その速さに避けるのが困難だと判断したエブリィは、自分の自慢の業物の剣先を自分の指の先に当てて、そこから流れた血を自分の剣の溝に染み込ませると、自分の前方の地面に半分の弧を描いた。
「現れろ!「毒血壁」!」
そう叫ぶと先程弧を描いた地面からまるでドームを半分に切ったかのような膜が出来上がった。 そしてその膜が糸のようなものを弾いている。
「早く馬車を出して!」
「お前はどうするんだ! エブリィ!」
「もう一回毒血壁を作って、攻撃を防いだら馬車に走って追い付く!」
そういうかいなや、蜘蛛はまた同じ攻撃を繰り返してきた。 馬車は走りだし、エブリィも先程と同じ行動を取る。
「もう一度現れろ! 毒血壁!」
しかし膜が出る前に糸がエブリィの剣に絡まった。
「しまっ・・・!」
そのあとすぐに毒血膜が上がり、その勢いで糸が切れて、剣に糸が絡まったままだが、馬車まで走り、なんとか事なきを得た。

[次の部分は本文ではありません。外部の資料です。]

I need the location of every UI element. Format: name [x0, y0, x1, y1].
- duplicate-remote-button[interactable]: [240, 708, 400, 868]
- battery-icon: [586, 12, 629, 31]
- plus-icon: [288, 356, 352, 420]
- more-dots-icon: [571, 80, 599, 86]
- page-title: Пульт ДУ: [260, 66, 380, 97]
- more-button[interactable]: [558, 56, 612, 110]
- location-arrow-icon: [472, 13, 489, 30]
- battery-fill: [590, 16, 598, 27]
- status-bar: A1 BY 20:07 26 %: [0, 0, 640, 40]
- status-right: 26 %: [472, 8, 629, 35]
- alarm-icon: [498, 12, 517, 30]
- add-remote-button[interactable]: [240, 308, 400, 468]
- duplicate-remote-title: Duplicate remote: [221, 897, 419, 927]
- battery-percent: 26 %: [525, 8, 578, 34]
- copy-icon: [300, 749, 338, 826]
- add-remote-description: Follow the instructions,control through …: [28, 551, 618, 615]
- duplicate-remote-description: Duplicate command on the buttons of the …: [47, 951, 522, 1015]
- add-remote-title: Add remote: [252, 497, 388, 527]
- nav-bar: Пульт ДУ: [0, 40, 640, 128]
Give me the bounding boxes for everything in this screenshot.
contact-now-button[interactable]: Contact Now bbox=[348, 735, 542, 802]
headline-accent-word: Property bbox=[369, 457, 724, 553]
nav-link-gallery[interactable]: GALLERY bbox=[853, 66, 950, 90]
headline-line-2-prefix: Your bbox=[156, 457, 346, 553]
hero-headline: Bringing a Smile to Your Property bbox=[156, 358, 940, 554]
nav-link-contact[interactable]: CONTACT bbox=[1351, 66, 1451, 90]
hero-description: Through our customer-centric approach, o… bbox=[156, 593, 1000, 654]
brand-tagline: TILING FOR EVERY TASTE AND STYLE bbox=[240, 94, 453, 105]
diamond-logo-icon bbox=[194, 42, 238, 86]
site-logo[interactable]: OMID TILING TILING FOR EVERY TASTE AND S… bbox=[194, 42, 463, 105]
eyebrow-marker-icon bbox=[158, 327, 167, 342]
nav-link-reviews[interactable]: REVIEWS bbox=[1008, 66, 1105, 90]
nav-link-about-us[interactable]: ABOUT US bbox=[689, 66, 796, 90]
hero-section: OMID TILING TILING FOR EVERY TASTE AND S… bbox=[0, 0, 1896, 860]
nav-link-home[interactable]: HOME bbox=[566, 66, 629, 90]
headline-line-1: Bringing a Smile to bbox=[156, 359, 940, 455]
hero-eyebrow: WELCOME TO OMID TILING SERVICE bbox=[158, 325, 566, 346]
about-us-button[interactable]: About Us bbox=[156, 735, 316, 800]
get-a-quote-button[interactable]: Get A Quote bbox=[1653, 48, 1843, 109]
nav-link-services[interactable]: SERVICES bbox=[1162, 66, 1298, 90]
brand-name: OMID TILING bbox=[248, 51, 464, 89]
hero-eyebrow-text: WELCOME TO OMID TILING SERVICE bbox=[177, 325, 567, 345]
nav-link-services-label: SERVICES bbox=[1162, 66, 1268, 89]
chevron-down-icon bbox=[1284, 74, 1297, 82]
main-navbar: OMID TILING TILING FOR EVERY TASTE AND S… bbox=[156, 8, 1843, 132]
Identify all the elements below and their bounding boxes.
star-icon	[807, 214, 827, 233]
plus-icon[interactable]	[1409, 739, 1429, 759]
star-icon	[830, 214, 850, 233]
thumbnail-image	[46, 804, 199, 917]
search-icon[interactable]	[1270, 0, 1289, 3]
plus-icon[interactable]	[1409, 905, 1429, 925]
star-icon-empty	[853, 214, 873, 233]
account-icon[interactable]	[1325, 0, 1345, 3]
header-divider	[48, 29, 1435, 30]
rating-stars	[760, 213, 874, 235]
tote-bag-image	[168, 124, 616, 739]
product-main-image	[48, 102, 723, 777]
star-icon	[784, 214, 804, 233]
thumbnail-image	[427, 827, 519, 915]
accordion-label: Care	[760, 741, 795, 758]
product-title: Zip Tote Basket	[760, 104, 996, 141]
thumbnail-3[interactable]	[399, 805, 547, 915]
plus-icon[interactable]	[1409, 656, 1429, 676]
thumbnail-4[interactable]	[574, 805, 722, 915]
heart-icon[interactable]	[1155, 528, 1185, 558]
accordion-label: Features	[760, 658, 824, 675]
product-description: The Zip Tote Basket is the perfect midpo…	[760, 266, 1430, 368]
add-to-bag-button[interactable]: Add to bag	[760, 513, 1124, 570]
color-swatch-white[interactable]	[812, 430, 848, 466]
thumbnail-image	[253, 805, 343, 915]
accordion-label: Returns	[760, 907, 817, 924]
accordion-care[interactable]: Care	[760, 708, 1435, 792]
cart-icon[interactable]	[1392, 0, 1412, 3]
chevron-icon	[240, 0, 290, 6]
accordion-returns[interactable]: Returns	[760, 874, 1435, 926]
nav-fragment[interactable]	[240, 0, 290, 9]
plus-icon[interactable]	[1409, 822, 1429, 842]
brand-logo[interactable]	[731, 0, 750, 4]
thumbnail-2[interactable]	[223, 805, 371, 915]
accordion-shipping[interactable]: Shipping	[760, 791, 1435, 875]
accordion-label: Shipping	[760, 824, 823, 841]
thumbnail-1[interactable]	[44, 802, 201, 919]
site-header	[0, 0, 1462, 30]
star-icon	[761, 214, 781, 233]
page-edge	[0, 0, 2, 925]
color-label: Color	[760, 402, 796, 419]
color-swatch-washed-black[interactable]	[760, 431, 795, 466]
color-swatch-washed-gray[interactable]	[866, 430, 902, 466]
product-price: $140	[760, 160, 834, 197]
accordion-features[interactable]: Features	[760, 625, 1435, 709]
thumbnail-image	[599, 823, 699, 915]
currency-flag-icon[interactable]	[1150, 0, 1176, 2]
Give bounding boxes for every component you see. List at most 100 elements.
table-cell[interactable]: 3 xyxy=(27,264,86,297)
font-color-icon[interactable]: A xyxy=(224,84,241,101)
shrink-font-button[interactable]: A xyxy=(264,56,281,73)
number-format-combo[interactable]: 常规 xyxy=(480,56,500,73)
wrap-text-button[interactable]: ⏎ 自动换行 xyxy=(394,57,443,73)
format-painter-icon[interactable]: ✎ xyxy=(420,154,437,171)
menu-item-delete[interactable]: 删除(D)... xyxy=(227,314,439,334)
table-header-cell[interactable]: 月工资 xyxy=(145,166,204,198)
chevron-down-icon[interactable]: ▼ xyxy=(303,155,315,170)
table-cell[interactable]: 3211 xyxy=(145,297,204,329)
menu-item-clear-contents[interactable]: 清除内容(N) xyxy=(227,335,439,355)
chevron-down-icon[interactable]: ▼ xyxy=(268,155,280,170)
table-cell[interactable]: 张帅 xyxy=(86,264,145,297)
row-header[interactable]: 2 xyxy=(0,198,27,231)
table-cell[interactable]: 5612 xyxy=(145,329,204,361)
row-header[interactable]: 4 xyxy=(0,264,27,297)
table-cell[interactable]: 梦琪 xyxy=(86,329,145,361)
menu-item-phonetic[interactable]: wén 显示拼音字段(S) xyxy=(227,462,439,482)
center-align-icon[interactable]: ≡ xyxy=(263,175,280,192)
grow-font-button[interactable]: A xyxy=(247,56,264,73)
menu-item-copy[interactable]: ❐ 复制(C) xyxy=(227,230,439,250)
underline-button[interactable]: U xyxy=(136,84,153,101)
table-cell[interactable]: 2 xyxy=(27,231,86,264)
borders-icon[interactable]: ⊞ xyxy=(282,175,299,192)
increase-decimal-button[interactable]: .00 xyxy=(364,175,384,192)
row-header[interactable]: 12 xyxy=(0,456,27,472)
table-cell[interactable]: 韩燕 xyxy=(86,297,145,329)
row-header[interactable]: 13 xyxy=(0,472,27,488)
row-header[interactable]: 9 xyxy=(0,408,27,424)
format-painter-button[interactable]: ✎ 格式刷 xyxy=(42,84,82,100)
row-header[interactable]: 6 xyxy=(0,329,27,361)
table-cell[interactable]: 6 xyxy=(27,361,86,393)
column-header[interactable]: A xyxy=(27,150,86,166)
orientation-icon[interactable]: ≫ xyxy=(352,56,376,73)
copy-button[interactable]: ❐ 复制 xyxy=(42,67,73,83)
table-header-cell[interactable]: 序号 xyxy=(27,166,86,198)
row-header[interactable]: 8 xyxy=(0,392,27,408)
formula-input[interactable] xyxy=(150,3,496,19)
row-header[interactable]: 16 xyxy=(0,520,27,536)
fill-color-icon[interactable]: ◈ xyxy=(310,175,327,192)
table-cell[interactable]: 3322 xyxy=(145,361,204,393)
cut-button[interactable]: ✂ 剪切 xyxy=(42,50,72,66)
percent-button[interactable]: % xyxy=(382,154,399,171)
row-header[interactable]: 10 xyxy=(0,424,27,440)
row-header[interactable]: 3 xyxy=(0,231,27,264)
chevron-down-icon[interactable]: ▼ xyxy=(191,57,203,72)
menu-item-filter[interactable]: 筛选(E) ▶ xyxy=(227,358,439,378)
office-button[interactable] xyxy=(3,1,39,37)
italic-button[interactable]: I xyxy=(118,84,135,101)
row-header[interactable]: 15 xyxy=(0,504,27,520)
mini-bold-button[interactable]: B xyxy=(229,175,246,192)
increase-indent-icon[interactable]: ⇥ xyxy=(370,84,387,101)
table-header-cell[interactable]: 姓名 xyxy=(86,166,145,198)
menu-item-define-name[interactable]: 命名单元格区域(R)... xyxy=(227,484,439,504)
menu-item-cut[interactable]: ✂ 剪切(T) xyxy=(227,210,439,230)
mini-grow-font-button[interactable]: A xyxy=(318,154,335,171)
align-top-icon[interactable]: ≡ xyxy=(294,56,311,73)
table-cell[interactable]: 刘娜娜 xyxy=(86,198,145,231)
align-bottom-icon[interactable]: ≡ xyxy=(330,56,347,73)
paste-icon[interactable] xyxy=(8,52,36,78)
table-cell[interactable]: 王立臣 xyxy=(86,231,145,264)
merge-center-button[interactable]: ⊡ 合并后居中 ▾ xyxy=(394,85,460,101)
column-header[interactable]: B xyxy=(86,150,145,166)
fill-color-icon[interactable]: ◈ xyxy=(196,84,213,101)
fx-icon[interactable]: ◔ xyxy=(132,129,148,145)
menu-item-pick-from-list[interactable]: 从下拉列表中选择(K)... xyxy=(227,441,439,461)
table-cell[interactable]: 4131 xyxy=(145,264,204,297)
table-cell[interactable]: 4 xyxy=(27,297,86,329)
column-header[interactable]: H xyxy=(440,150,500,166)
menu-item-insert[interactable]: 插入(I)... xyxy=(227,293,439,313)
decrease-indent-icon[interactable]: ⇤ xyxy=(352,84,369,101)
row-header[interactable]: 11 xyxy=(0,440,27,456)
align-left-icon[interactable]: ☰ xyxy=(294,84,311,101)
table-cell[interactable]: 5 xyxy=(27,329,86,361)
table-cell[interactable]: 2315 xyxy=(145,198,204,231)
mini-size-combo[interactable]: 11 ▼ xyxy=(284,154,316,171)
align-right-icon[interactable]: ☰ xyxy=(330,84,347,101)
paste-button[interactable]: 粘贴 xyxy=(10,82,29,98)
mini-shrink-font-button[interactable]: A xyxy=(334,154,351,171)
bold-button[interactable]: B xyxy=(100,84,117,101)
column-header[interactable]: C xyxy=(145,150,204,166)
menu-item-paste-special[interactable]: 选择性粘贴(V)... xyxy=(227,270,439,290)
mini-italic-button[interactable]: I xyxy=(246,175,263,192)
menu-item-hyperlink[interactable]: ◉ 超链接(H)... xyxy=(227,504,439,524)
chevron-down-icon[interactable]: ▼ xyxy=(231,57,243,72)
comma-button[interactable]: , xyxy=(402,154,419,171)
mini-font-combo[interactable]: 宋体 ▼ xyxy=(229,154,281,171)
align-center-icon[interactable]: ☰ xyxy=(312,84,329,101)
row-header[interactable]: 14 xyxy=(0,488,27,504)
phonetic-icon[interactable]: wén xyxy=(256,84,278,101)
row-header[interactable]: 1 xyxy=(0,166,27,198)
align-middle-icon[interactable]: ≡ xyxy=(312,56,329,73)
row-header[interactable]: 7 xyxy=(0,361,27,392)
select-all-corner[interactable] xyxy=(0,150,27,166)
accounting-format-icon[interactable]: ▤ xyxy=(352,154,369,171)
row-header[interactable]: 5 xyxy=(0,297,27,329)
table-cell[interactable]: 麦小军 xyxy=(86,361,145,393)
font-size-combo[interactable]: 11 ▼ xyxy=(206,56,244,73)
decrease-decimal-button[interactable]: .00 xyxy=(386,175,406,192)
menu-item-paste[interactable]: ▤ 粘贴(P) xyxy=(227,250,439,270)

「ふぅ、危なかった。 でも別の拾い物も手に入ったから、まぁいいか。」
「エブリィ君・・・良かったです・・・ 生きて・・・帰ってきてくれて。」
「大袈裟だよマリダ。 ちょっと想定外の事があっただけ・・・」
そう安心させようと語るエブリィの目に飛び込んできたのは、涙を流していたマリダが見えた。 その様子を見てエブリィはマリダに「ごめん」と謝った。 馬車を引いていた2人は別の会話を始める。
「ねぇガーナ。」
「なんだ? マッシュ?」
「マリダって「泣き虫」って言われてるけど、涙を流しているのを見せるのって、研究機関の施設以外だとエブリィにしか見せてないって知ってた?」
「・・・マジで?」
「エブリィは気がついてないようだけどね。」
そんな不思議な事実を語りながら依頼完了の報告をするために馬車を走らせるのだった。
一応彼女がこの小説のヒロイン枠になるのですが、ヒロインが泣き虫って・・・流石に属性が強すぎますかね?